24. For a discussion of other arguments against rationalism, see my book In Defense of Pure Reason, forthcoming (eventually).

 

25. "Two Dogmas of Empiricism," 37-46, especially pp.42-46. A second possibility worth noting is the argument for the indeterminacy of radical translation, which some have taken to be an argument against the a priori. Both this argument and its relevance to the a priori seem to me too uncertain and problematic to be worth discussing here. But see "A Rationalist Manifesto," 76-79.

 

26. See "A Rationalist Manifesto," 72-76, for a fuller discussion.

 

27. At least this is true for the cases of instrumentalism or fictionalism and behaviorism. Whether the same thing is true in the ease of phenomenalism (or instead whether something like "direct realism" is true in a way that avoids the need for such an inference) is an issue that I cannot go into here.

 

28. Kitcher has argued elsewhere in effect that the only way to make sense of the concept of a priori justification is to construe it as guaranteeing truth and so ruling out fallibility.

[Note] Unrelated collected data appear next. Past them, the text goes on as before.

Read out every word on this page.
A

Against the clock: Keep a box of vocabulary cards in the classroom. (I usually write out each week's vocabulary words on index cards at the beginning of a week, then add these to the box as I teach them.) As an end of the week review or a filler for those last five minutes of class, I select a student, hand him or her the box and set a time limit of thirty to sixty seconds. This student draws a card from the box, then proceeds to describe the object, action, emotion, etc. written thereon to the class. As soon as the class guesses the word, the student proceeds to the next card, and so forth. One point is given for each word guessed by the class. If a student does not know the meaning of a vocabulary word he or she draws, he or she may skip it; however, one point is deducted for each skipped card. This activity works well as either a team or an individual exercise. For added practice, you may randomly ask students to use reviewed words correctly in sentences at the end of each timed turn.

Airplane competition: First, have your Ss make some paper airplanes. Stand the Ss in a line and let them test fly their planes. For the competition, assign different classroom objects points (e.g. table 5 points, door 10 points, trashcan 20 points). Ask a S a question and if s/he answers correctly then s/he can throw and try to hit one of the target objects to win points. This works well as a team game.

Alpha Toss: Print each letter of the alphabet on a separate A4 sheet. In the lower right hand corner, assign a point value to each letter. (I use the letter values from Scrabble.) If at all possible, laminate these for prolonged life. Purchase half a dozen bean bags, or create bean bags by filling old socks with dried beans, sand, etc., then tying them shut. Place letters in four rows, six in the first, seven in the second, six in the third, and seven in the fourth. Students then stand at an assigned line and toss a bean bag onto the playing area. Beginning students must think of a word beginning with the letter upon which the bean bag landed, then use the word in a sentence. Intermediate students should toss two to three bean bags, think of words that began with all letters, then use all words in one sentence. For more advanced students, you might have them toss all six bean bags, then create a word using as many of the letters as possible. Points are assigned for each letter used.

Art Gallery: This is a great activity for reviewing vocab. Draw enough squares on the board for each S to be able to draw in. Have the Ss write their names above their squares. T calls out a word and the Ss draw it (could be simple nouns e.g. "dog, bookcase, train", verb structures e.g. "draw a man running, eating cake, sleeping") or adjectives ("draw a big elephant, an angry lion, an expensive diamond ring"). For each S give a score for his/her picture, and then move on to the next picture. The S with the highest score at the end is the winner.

See his "A Priori Knowledge," Philosophical Review 86 (1980): 3-23; and The Nature of Mathematical Knowledge (New York, 1983), chaps. 1-4. I believe that this claim is mistaken, but an adequate consideration of it is impossible here.

 

29. I have formulated the argument in terms of a reason for thinking that the belief is true, rather than in terms of the belief's being (epistemically) justified, because I do not want to enter here into the somewhat vexed controversy between externalist and internalist conceptions of justification.  My view is that the result arrived at in the text is enough to constitute epistemological disaster whether or not the beliefs in question may be said to be justified in some other sense of justification that does not involve our having a reason to think that they are true.

 

30. I owe my appreciation of the fundamental importance of the issue of self-referential consistency or inconsistency to the teaching, long ago and far away, of Richard Rorty. Unfortunately, however, Rorty's own philosophical views seem to me to have long since ceased to reflect any concern for this kind of issue.

 

31. Philip Kitcher, The Advancement of Science (New York, 1993), 35.

 

32. Many philosophers have suggested that enumerative or instantial induction may be justified by appeal to explanatory reasoning. For my own version of this idea, within a general rationalist context, see "A Reconsideration of the Problem of Induction," 11-2l.

 

33. I am grateful to Ann Baker and Larry Colter for helpful comments on earlier drafts of this essay.